The sale of some specific goods, such as fuel and vehicles, among others, is subject to excise tax. Tax rates are determined according to the type of goods. For example, in the case of fuel, the taxpayer must pay a determined amount per gallon from PEN0.50 ($0.18) to PEN2.30 ($0.82), depending on the type of fuel. In the case of vehicles, the tax rate is 0%, 10% or 30%, depending on the type of vehicle.
Free Trade Agreements
Peru has entered into trade deals with the Andean Community (Colombia, Ecuador and Bolivia), the Southern Common Market (Argentina, Brazil, Paraguay and Uruguay), the US, Chile, Canada, Singapore, China, the European Free Trade Association (Iceland, Liechtenstein, Norway and Switzerland), South Korea, Thailand, Mexico, Japan, Panama, the EU, Costa Rica, Cuba and Venezuela, and has begun trade talks with other countries.
Customs duties are charged to the cost, insurance and freight (CIF) value of the imported goods, at rates of 0%, 6% and 11%. There are no restrictions on imports and exports, although there is a limited list of products which cannot be imported or exported.

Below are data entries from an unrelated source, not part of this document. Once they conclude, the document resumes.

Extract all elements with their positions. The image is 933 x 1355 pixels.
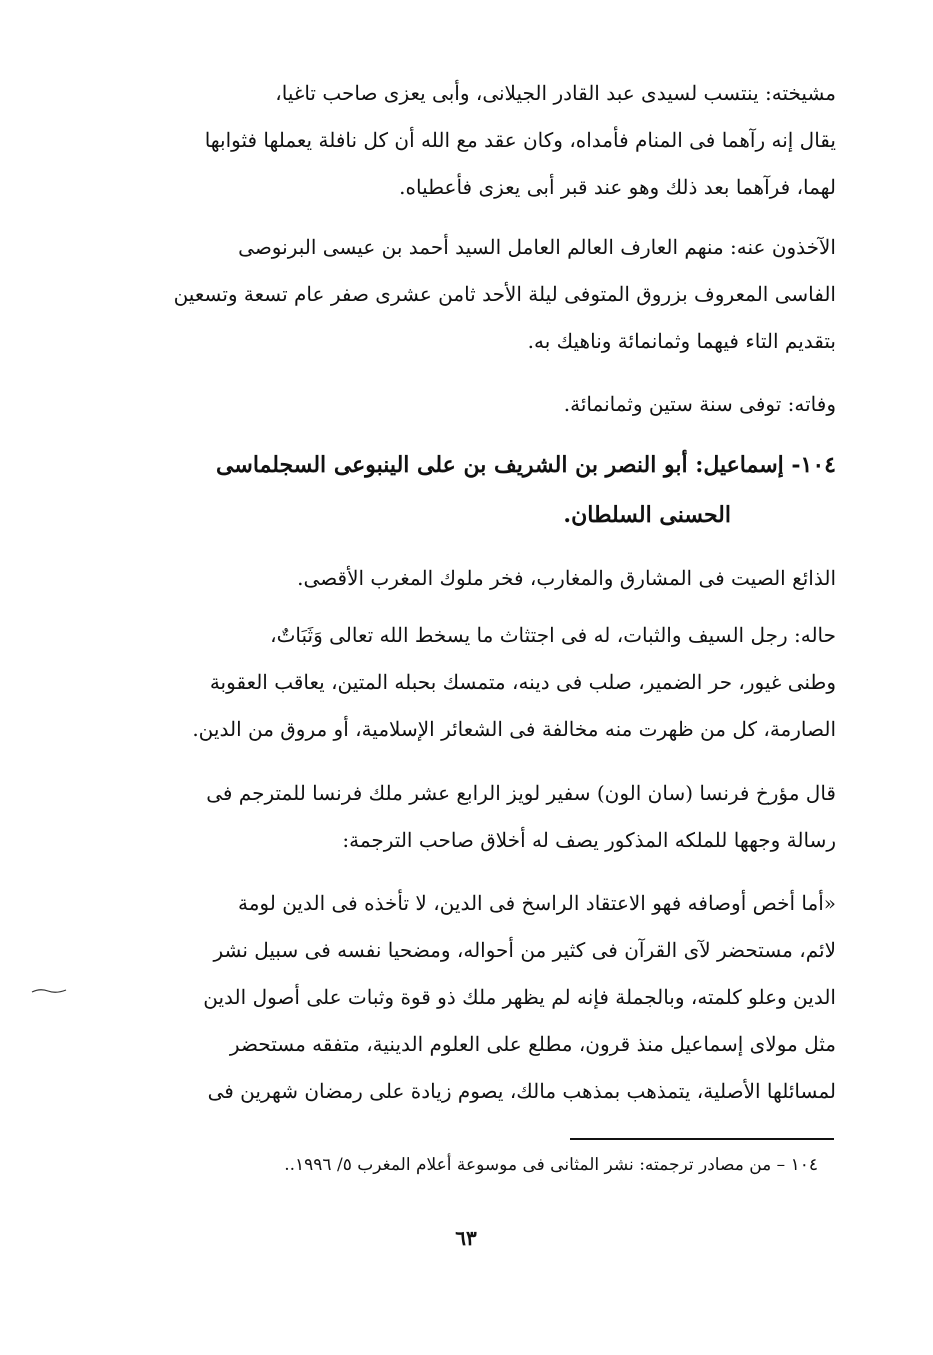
text-line: الذائع الصيت فى المشارق والمغارب، فخر ملوك المغرب الأقصى. xyxy=(297,566,836,590)
paragraph-haluh xyxy=(96,612,836,753)
text-line: حاله: رجل السيف والثبات، له فى اجتثاث ما يسخط الله تعالى وَثَبَاتٌ، xyxy=(270,623,836,647)
paragraph-daaie xyxy=(96,555,836,602)
text-line: بتقديم التاء فيهما وثمانمائة وناهيك به. xyxy=(527,329,836,353)
text-line: لمسائلها الأصلية، يتمذهب بمذهب مالك، يصوم زيادة على رمضان شهرين فى xyxy=(207,1079,836,1103)
text-line: «أما أخص أوصافه فهو الاعتقاد الراسخ فى الدين، لا تأخذه فى الدين لومة xyxy=(237,891,836,915)
paragraph-qal xyxy=(96,770,836,864)
paragraph-wafat xyxy=(96,381,836,428)
text-line: مشيخته: ينتسب لسيدى عبد القادر الجيلانى، وأبى يعزى صاحب تاغيا، xyxy=(275,81,836,105)
paragraph-akhidhun xyxy=(96,224,836,365)
page-number: ٦٣ xyxy=(455,1226,477,1250)
heading-line: الحسنى السلطان. xyxy=(563,502,731,528)
text-line: وفاته: توفى سنة ستين وثمانمائة. xyxy=(563,392,836,416)
text-line: الآخذون عنه: منهم العارف العالم العامل السيد أحمد بن عيسى البرنوصى xyxy=(238,235,836,259)
paragraph-quote xyxy=(96,880,836,1115)
text-line: لائم، مستحضر لآى القرآن فى كثير من أحواله، ومضحيا نفسه فى سبيل نشر xyxy=(213,938,836,962)
text-line: لهما، فرآهما بعد ذلك وهو عند قبر أبى يعزى فأعطياه. xyxy=(399,175,836,199)
text-line: رسالة وجهها للملكه المذكور يصف له أخلاق صاحب الترجمة: xyxy=(342,828,836,852)
text-line: قال مؤرخ فرنسا (سان الون) سفير لويز الرابع عشر ملك فرنسا للمترجم فى xyxy=(206,781,836,805)
entry-heading xyxy=(96,440,836,540)
heading-line: ١٠٤- إسماعيل: أبو النصر بن الشريف بن على الينبوعى السجلماسى xyxy=(216,452,836,478)
footnote: ١٠٤ – من مصادر ترجمته: نشر المثانى فى موسوعة أعلام المغرب ٥/ ١٩٩٦.. xyxy=(284,1155,818,1175)
text-line: يقال إنه رآهما فى المنام فأمداه، وكان عقد مع الله أن كل نافلة يعملها فثوابها xyxy=(204,128,836,152)
paragraph-mashyakha xyxy=(96,70,836,211)
footnote-divider xyxy=(570,1138,834,1140)
margin-scribble xyxy=(30,980,70,988)
text-line: الفاسى المعروف بزروق المتوفى ليلة الأحد ثامن عشرى صفر عام تسعة وتسعين xyxy=(173,282,836,306)
text-line: الصارمة، كل من ظهرت منه مخالفة فى الشعائر الإسلامية، أو مروق من الدين. xyxy=(192,717,836,741)
text-line: وطنى غيور، حر الضمير، صلب فى دينه، متمسك بحبله المتين، يعاقب العقوبة xyxy=(209,670,836,694)
text-line: الدين وعلو كلمته، وبالجملة فإنه لم يظهر ملك ذو قوة وثبات على أصول الدين xyxy=(203,985,836,1009)
text-line: مثل مولاى إسماعيل منذ قرون، مطلع على العلوم الدينية، متفقه مستحضر xyxy=(229,1032,836,1056)
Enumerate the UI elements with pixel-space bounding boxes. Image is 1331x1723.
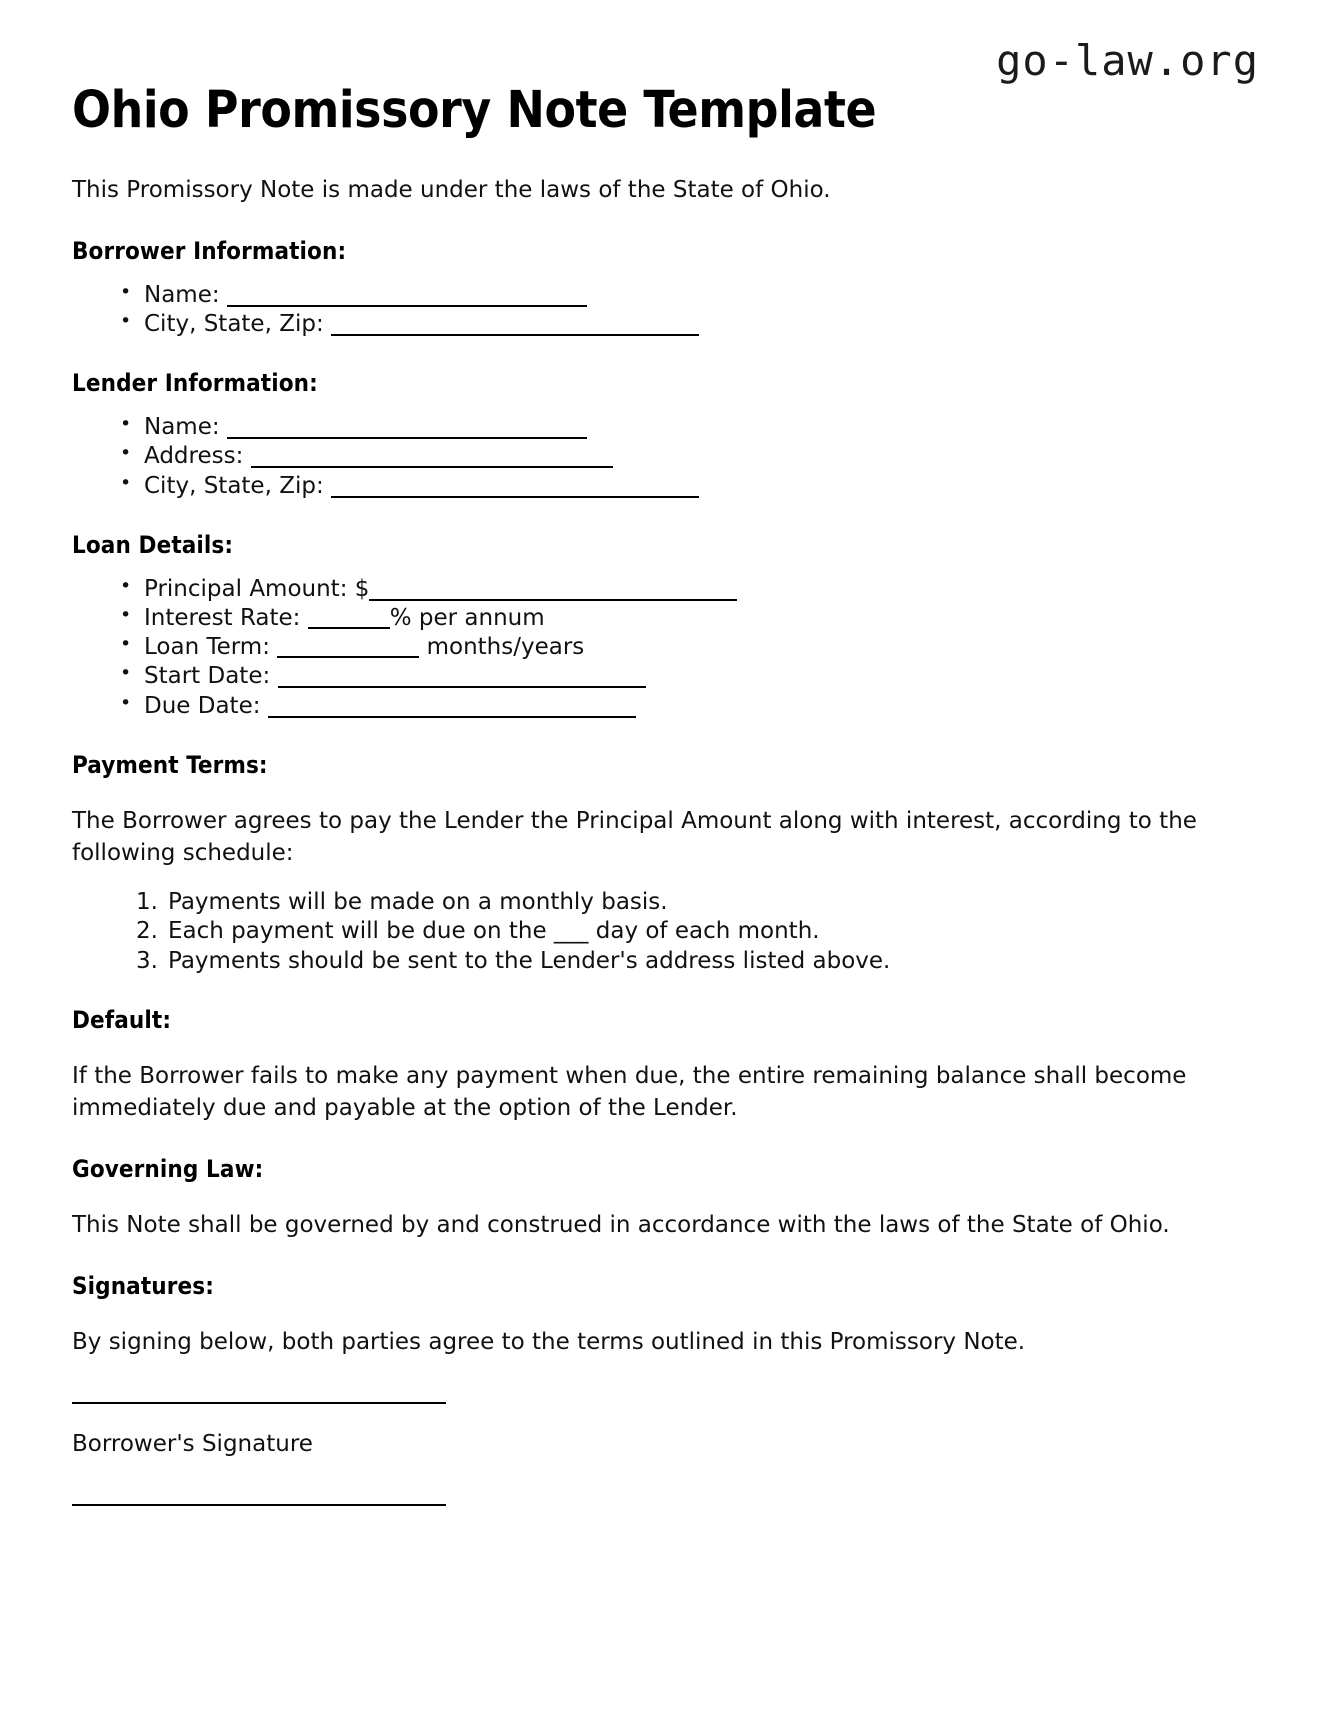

Exports are not subject to any taxes, and the import of most capital goods is subject to a 0% rate.
Peru is a member of the World Trade Organisation and various trade agreements that provide for most-favoured-nation treatment on a reciprocal basis. It is also a member of the Andean Community and the Latin American Integration Association. The government is able to grant duty exemptions under certain circumstances and also to suspend temporarily the assessment of duties on certain products. Customs duties are imposed on an ad-valorem basis – the CIF value of the imported goods. Goods are classified for Customs duty purposes under the harmonised system.
Pursuant to the drawback regime, the exporter may apply for a refund of Customs duties paid upon: (i) the importation of the goods contained in the exported goods; or, (ii) the importation of the goods that are consumed during the production of the exported goods.
The refund rate is currently 5% of the free on-board value of the exported goods, provided that the amount does not exceed 50% of the goods’ production cost. The refund will be applicable for each kind of goods exported by the exporter and for the first $20m worth of goods exported per year (the excess will not be subject to refund). For this purpose, Supreme Decree 104-95-EF establishes that the beneficiaries of the drawback regime are the manufacturers – export companies whose cost of production has been increased by the Customs duties paid upon importation of raw materials, intermediate products, or parts incorporated or consumed in the production of the exported goods. However, fuel or any other energy source that is used to generate the energy required to produce the exported goods is not considered to be a raw material.